Members of the cryptocurrency community have raised concerns regarding the 27.6% annual yield offered by Ethena Labs’ newly launched stablecoin, USDe.
The project made the stablecoin available on the Ethereum mainnet on February 19.
Announcing the @ethena_labs public mainnet ?
Details on our “Shard Campaign” in the following tweet pic.twitter.com/kXU5WjJ4rB
— Ethena Labs (@ethena_labs) February 19, 2024
According to the Ethena Labs website, the asset is described as a “synthetic dollar” for passive income in the network. At the time of writing, the total value locked in the protocol exceeded $307 million with 4,460 users.
The platform supports tokens such as USDT, FRAX, DAI, crvUSD, and mkUSD, which are converted into USDe upon deposit. USDe can then be staked in Ethereum (yielding 5%) or deposited in another DeFi protocol for additional income from futures trading (over 20%).
Rewards for locking USDe are calculated weekly based on the chosen strategy.
On February 16, Ethena Labs announced raising $14 million in funding with support from venture firm Dragonfly and other investors. In 2023, the startup also received $6 million from Binance Labs, Gemini, Bybit, Mirana Ventures, OKX Ventures, and Deribit.
DeFi Llama developer 0xngmi pointed out that the real issue with the stablecoin lies in the potential for yield inversion.
i dont get why so many people are focused on ethena’s high yield (its a basis trade) instead of the fact that there’s been 2 projects that tried this before and both gave up because they lost money due to yields inverting
— 0xngmi (@0xngmi) February 20, 2024
“When yields invert, you start losing money, and the larger the stablecoin, the more money it loses. Previous projects attempted to [close short positions when yields turned negative], but opening/closing positions has its costs, and this process consumed all the returns,” he explained.
The developer also reminded that there were two similar projects in the past that lost money due to yield inversion. One of them was Anchor Protocol in the collapsed Terra ecosystem, which he classified as a Ponzi scheme.
In response to the criticisms, Ethena’s Head of Research, Conor Ryder, stated that the protocol was launched with “settings based on historical tests that did not assume hypothetical risks.”
A lot of new eyes on Ethena today and people are right to point out the risks involved
I wanted to take a sec to highlight some of the extensive work we’ve done surrounding the risks of the design, and specifically addressing funding risk
Before I get into the meat and veg… pic.twitter.com/zfuWMljkSB
— Conor Ryder (@ConorRyder) February 19, 2024
“There is a clear demand for cryptocurrency to open leveraged long positions. Deep capital pools are unwilling to provide loans. Negative funding rates are a feature, not a bug. USDe was created with negative funding in mind,” the project representative clarified.

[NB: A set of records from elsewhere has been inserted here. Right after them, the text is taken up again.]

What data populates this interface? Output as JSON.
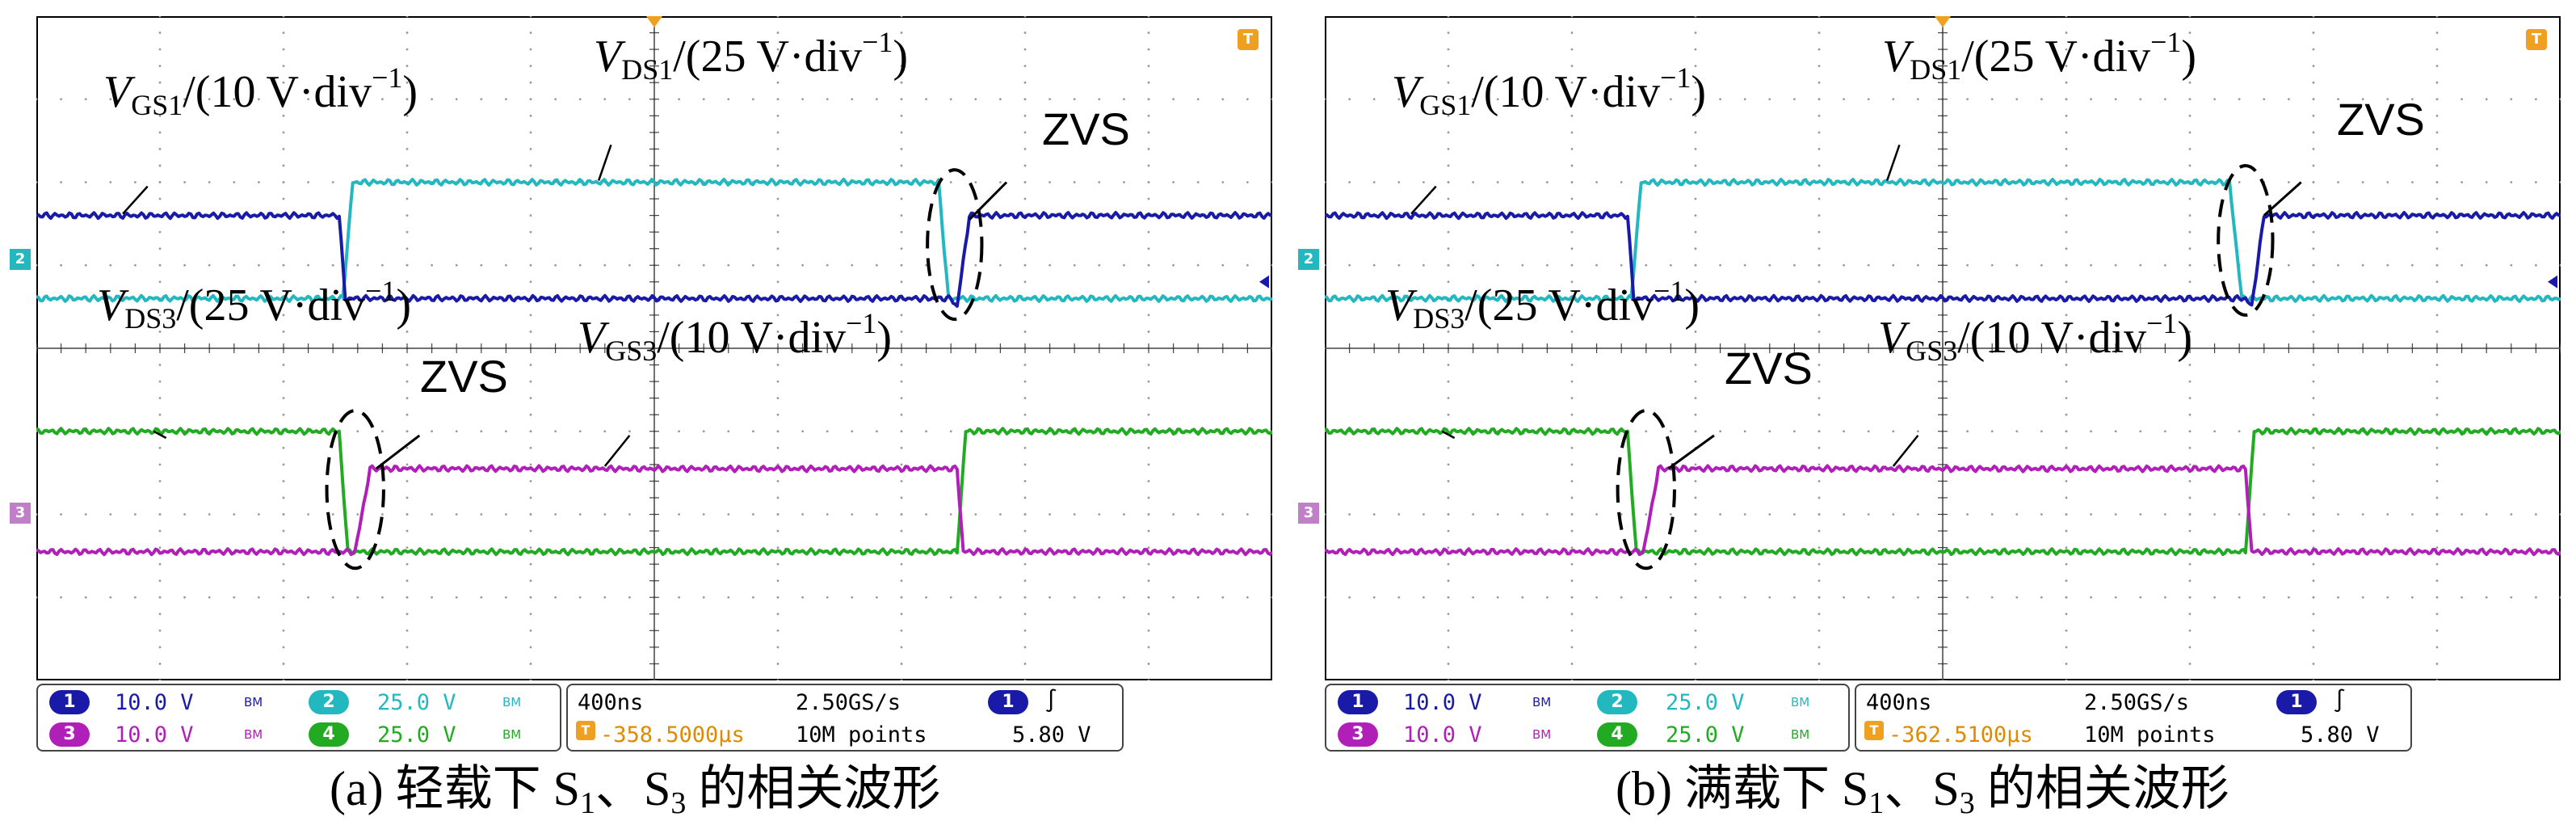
{
  "chart_data": [
    {
      "type": "line",
      "title": "",
      "xlabel": "",
      "ylabel": "",
      "grid": true,
      "x_divisions": 10,
      "y_divisions": 8,
      "time_per_div": "400ns",
      "series": [
        {
          "name": "V_GS1",
          "label_main": "V",
          "label_sub": "GS1",
          "label_scale": "/(10 V·div",
          "color": "#1a1aa8",
          "points": [
            [
              0,
              5.6
            ],
            [
              2.45,
              5.6
            ],
            [
              2.5,
              4.6
            ],
            [
              7.4,
              4.6
            ],
            [
              7.45,
              4.5
            ],
            [
              7.55,
              5.6
            ],
            [
              10,
              5.6
            ]
          ]
        },
        {
          "name": "V_DS1",
          "label_main": "V",
          "label_sub": "DS1",
          "label_scale": "/(25 V·div",
          "color": "#23b8c0",
          "points": [
            [
              0,
              4.6
            ],
            [
              2.48,
              4.6
            ],
            [
              2.56,
              6.0
            ],
            [
              7.3,
              6.0
            ],
            [
              7.38,
              4.6
            ],
            [
              10,
              4.6
            ]
          ]
        },
        {
          "name": "V_DS3",
          "label_main": "V",
          "label_sub": "DS3",
          "label_scale": "/(25 V·div",
          "color": "#22aa22",
          "points": [
            [
              0,
              3.0
            ],
            [
              2.45,
              3.0
            ],
            [
              2.52,
              1.55
            ],
            [
              7.45,
              1.55
            ],
            [
              7.52,
              3.0
            ],
            [
              10,
              3.0
            ]
          ]
        },
        {
          "name": "V_GS3",
          "label_main": "V",
          "label_sub": "GS3",
          "label_scale": "/(10 V·div",
          "color": "#b020b8",
          "points": [
            [
              0,
              1.55
            ],
            [
              2.58,
              1.55
            ],
            [
              2.7,
              2.55
            ],
            [
              7.45,
              2.55
            ],
            [
              7.5,
              1.55
            ],
            [
              10,
              1.55
            ]
          ]
        }
      ],
      "annotations": [
        {
          "text": "ZVS"
        },
        {
          "text": "ZVS"
        }
      ],
      "channels": [
        {
          "num": "1",
          "scale": "10.0 V",
          "bw": "BM",
          "color": "#1a1aa8"
        },
        {
          "num": "2",
          "scale": "25.0 V",
          "bw": "BM",
          "color": "#23b8c0"
        },
        {
          "num": "3",
          "scale": "10.0 V",
          "bw": "BM",
          "color": "#b020b8"
        },
        {
          "num": "4",
          "scale": "25.0 V",
          "bw": "BM",
          "color": "#22aa22"
        }
      ],
      "timebase": "400ns",
      "trigger_position": "-358.5000μs",
      "sample_rate": "2.50GS/s",
      "record_length": "10M points",
      "trigger_channel": "1",
      "trigger_level": "5.80 V",
      "trigger_slope_symbol": "∫",
      "caption_prefix": "(a) 轻载下 S",
      "caption_s1_sub": "1",
      "caption_mid": "、S",
      "caption_s3_sub": "3",
      "caption_suffix": " 的相关波形"
    },
    {
      "type": "line",
      "title": "",
      "xlabel": "",
      "ylabel": "",
      "grid": true,
      "x_divisions": 10,
      "y_divisions": 8,
      "time_per_div": "400ns",
      "series": [
        {
          "name": "V_GS1",
          "label_main": "V",
          "label_sub": "GS1",
          "label_scale": "/(10 V·div",
          "color": "#1a1aa8",
          "points": [
            [
              0,
              5.6
            ],
            [
              2.45,
              5.6
            ],
            [
              2.5,
              4.6
            ],
            [
              7.45,
              4.6
            ],
            [
              7.5,
              4.5
            ],
            [
              7.6,
              5.6
            ],
            [
              10,
              5.6
            ]
          ]
        },
        {
          "name": "V_DS1",
          "label_main": "V",
          "label_sub": "DS1",
          "label_scale": "/(25 V·div",
          "color": "#23b8c0",
          "points": [
            [
              0,
              4.6
            ],
            [
              2.48,
              4.6
            ],
            [
              2.56,
              6.0
            ],
            [
              7.32,
              6.0
            ],
            [
              7.42,
              4.6
            ],
            [
              10,
              4.6
            ]
          ]
        },
        {
          "name": "V_DS3",
          "label_main": "V",
          "label_sub": "DS3",
          "label_scale": "/(25 V·div",
          "color": "#22aa22",
          "points": [
            [
              0,
              3.0
            ],
            [
              2.45,
              3.0
            ],
            [
              2.52,
              1.55
            ],
            [
              7.45,
              1.55
            ],
            [
              7.52,
              3.0
            ],
            [
              10,
              3.0
            ]
          ]
        },
        {
          "name": "V_GS3",
          "label_main": "V",
          "label_sub": "GS3",
          "label_scale": "/(10 V·div",
          "color": "#b020b8",
          "points": [
            [
              0,
              1.55
            ],
            [
              2.58,
              1.55
            ],
            [
              2.7,
              2.55
            ],
            [
              7.45,
              2.55
            ],
            [
              7.5,
              1.55
            ],
            [
              10,
              1.55
            ]
          ]
        }
      ],
      "annotations": [
        {
          "text": "ZVS"
        },
        {
          "text": "ZVS"
        }
      ],
      "channels": [
        {
          "num": "1",
          "scale": "10.0 V",
          "bw": "BM",
          "color": "#1a1aa8"
        },
        {
          "num": "2",
          "scale": "25.0 V",
          "bw": "BM",
          "color": "#23b8c0"
        },
        {
          "num": "3",
          "scale": "10.0 V",
          "bw": "BM",
          "color": "#b020b8"
        },
        {
          "num": "4",
          "scale": "25.0 V",
          "bw": "BM",
          "color": "#22aa22"
        }
      ],
      "timebase": "400ns",
      "trigger_position": "-362.5100μs",
      "sample_rate": "2.50GS/s",
      "record_length": "10M points",
      "trigger_channel": "1",
      "trigger_level": "5.80 V",
      "trigger_slope_symbol": "∫",
      "caption_prefix": "(b) 满载下 S",
      "caption_s1_sub": "1",
      "caption_mid": "、S",
      "caption_s3_sub": "3",
      "caption_suffix": " 的相关波形"
    }
  ],
  "markers": {
    "ch2": "2",
    "ch3": "3",
    "trigger": "T",
    "exp": "−1",
    "close_paren": ")"
  }
}
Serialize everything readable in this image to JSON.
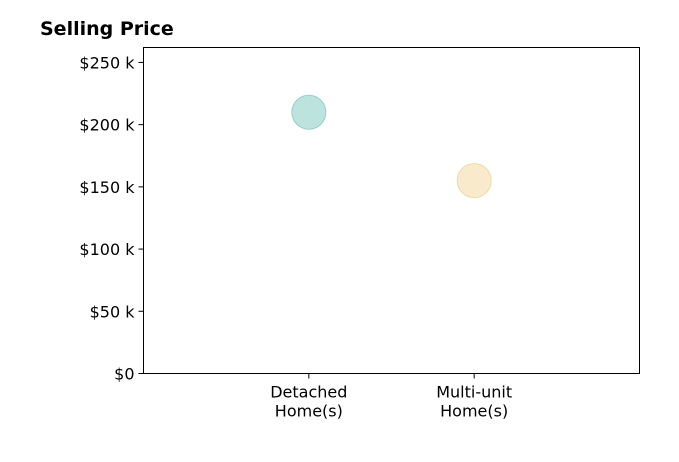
{
  "chart_data": {
    "type": "scatter",
    "title": "Selling Price",
    "xlabel": "",
    "ylabel": "",
    "categories": [
      [
        "Detached",
        "Home(s)"
      ],
      [
        "Multi-unit",
        "Home(s)"
      ]
    ],
    "values": [
      210000,
      155000
    ],
    "point_colors": [
      "#b2ded9",
      "#f8e6c2"
    ],
    "point_stroke_colors": [
      "#96cec7",
      "#f0d9a8"
    ],
    "ylim": [
      0,
      262000
    ],
    "yticks": [
      0,
      50000,
      100000,
      150000,
      200000,
      250000
    ],
    "ytick_labels": [
      "$0",
      "$50 k",
      "$100 k",
      "$150 k",
      "$200 k",
      "$250 k"
    ],
    "grid": false,
    "legend": "none"
  }
}
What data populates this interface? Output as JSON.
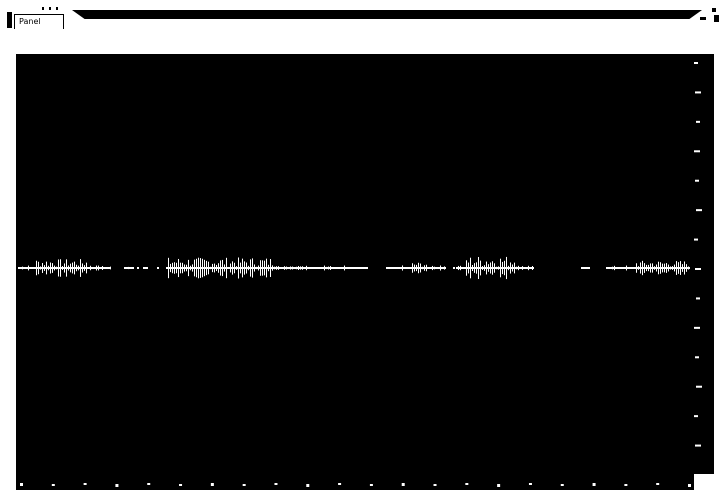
{
  "window": {
    "tab_label": "Panel"
  },
  "scope": {
    "background": "#000000",
    "trace_color": "#ffffff",
    "icon": "waveform-plot",
    "y_tick_count": 15,
    "x_tick_count": 22
  }
}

Anthony Sassano, founder of The Daily Gwei, emphasized that the community’s concern over Ethena’s yield is a “healthy signal” for the crypto industry.
I backed @ethena_labs with a small check because I liked the founder and thought the idea was worth pursuing.
In saying that, I’m very glad to see lots of people questioning Ethena’s design and asking how they can offer things like 20%+ yield and also exploring what all of the…
— sassal.eth/acc ?? (@sassal0x) February 20, 2024
“This is very different from the last cycle, where those asking questions were in the minority. […] I’m very glad to see many people questioning Ethena. Think and clarify how they can offer things like 20% yield, and also explore all the major risks,” he advised.
Earlier, the Layer 2 solution Blast, which also provides passive income through asset locking, launched a test network.
During its announcement, the project also faced criticism from the crypto community. At that time, Blast’s founder, known as Pacman, responded to the criticisms and explained the method of achieving high yields on the platform.